Dymanic Timetable - My very simple solution

Dymanic Timetable - My very simple solution

by Balu Ertl -
Number of replies: 0

Hi Dear Moodlers,

Although I have been using Moodle for more than a year ago, but this is the very time of posting to the forum. Not only reading from it, as I did continuously during the process of installing LMS for two of my schools. I came from Drupal's thriving community, where I learned how important to give back to the shared common, even the smallest bit you can.

In my case this little JavaScript snippet, which we use to display the name of the current student group in the main headline of our Moodle. All the 20 computers runs Firefox in fullscreen mode with Moodle as the default homepage, so the Frontpage course is used as a digital billboard.

How can I use it in Moodle?
Please keep in mind that this is only a piece of JavaScript code, nothing specific to Moodle (yet, see the future plans below). Generally you can insert the code in any HTML-formatting enabled textfields, for example create an HTML-block on the Frontpage, edit its content, switch the text editor to source-code mode (the < > icon on Atto editor), then paste the code together with the opening <script> and closing </script> tags. Save the block, open or refresh the Frontpage. As an other option save it into a standalone .html file somewhere in your computer, then open from your browser through a file:/// URL. You can also copy to your webserver's docroot directory with the name of index.html, but probably Moodle's index.php is already there :]

Where is it?
Instead of popular codesharing sites like GitHub, I published (actually composed also) this script on Mozilla Thimble. The reason behind my decision is also pedagogical: I found this platform (together with Mozilla's other educational tools) extremely useful to encourage students to play (literally) around with the fundamental basics of web programming. If a modern school utilizes a web-based LMS like Moodle, then teaching their pupils to understand how Internet works should also have priority. I also extensively commented almost every line of code: in one hand help you, who wants to implement it on your own. Also by educational intention to allow any teacher to show it up to their students -- at least as a negative example of a working, but not elegant solution :]
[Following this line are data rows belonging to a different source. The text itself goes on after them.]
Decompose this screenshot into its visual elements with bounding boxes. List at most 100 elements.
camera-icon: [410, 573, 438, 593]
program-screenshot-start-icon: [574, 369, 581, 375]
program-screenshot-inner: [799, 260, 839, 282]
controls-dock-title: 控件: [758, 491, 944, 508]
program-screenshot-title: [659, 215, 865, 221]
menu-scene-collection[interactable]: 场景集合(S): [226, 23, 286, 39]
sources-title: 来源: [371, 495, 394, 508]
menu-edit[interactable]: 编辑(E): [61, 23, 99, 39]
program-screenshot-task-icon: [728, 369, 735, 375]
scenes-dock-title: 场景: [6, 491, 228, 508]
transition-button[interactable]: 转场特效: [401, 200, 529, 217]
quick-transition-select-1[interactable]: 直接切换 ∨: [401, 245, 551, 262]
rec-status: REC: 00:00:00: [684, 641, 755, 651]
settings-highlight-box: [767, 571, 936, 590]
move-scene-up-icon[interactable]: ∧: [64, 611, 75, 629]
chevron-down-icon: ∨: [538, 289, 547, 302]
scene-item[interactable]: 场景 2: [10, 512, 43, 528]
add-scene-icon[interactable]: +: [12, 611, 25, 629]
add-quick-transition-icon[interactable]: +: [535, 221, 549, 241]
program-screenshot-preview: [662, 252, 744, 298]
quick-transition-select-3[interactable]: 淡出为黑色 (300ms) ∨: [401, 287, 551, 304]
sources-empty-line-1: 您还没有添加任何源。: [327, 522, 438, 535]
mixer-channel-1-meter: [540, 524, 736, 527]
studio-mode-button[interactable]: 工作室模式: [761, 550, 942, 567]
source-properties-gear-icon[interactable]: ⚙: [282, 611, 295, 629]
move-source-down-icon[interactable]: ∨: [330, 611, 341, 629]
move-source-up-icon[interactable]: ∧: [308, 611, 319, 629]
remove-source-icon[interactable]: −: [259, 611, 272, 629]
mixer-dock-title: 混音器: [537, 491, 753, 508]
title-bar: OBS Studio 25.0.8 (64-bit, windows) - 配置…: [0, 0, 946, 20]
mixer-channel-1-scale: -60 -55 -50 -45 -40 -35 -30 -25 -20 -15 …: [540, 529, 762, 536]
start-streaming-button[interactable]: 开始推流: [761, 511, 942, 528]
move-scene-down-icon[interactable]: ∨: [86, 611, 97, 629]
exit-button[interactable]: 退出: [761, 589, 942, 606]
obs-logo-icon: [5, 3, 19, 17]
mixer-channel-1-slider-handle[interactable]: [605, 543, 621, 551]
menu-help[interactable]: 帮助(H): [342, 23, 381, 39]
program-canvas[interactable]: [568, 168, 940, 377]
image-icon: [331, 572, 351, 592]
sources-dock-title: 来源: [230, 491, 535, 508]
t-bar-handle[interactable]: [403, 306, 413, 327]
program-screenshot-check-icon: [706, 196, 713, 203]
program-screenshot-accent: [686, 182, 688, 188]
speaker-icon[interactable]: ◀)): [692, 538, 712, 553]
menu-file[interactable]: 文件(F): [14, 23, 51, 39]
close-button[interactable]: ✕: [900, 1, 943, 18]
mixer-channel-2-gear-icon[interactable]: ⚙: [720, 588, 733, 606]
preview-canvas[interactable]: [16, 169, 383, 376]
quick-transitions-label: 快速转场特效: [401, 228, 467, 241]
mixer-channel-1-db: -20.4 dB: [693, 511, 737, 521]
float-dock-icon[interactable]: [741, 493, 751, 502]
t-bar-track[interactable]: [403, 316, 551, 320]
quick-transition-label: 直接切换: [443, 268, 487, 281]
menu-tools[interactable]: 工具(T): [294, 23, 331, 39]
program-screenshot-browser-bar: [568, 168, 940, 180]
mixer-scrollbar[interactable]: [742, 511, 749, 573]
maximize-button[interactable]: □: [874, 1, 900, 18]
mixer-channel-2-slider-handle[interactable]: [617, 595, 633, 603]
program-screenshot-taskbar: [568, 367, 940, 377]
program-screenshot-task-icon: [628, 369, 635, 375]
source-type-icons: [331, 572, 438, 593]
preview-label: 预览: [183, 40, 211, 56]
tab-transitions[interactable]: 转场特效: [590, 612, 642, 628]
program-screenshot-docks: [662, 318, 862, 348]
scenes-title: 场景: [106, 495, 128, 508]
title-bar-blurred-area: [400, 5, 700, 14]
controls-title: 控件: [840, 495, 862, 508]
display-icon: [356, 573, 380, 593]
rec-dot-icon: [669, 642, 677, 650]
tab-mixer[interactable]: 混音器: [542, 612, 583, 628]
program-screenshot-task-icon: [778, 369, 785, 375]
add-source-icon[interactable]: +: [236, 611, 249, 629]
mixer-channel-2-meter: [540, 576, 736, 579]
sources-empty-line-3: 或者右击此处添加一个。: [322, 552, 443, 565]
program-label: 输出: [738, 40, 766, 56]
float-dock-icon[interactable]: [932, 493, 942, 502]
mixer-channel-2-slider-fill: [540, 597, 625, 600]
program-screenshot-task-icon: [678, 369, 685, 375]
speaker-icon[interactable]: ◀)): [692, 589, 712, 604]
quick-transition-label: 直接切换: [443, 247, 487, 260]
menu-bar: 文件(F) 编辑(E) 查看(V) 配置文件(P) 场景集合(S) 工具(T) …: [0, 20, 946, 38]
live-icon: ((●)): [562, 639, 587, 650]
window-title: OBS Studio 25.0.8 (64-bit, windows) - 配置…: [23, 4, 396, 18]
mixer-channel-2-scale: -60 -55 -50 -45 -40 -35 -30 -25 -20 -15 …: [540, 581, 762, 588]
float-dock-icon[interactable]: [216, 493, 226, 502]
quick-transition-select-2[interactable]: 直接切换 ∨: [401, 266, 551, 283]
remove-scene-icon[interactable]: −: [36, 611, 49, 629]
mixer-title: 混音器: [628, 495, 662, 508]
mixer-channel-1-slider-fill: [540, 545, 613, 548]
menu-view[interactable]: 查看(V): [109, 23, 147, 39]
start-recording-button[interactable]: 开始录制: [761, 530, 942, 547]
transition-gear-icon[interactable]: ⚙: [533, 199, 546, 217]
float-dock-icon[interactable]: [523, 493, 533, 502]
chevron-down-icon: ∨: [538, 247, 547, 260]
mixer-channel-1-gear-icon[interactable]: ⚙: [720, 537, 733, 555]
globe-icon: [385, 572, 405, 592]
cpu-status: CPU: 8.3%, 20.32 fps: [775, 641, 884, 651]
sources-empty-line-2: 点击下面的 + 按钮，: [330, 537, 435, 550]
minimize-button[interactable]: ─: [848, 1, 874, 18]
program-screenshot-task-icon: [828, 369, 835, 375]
https://baluertl.makes.org/thimble/MjA3ODIxMjA5Ng==/dynamic-timetable-v001/remix

In the future
As novadays open-source developers usually do, I quickly looked around to see if others already made something similar. On moodle.org (and sister domains) I did not stumbled upon any related efforts, but it does not necessarily means that we can not develop it further into an easily installable Moodle-plugin. To do this would have dozens of benefits:

  • Relying on server-time
    By the nature of JavaScript, now it runs on client-side, which means uses the local time of the student's computer, not Moodle's remote server time.

  • Central configuration
    The timetable now needs to be edited directly in the code (although in a visually clear way)

  • Connecting more deeply with Moodle
    It could display a list of the avatar pictures of students in the current group, or send insite/email/SMS/push notification to the teacher before their lesson starts.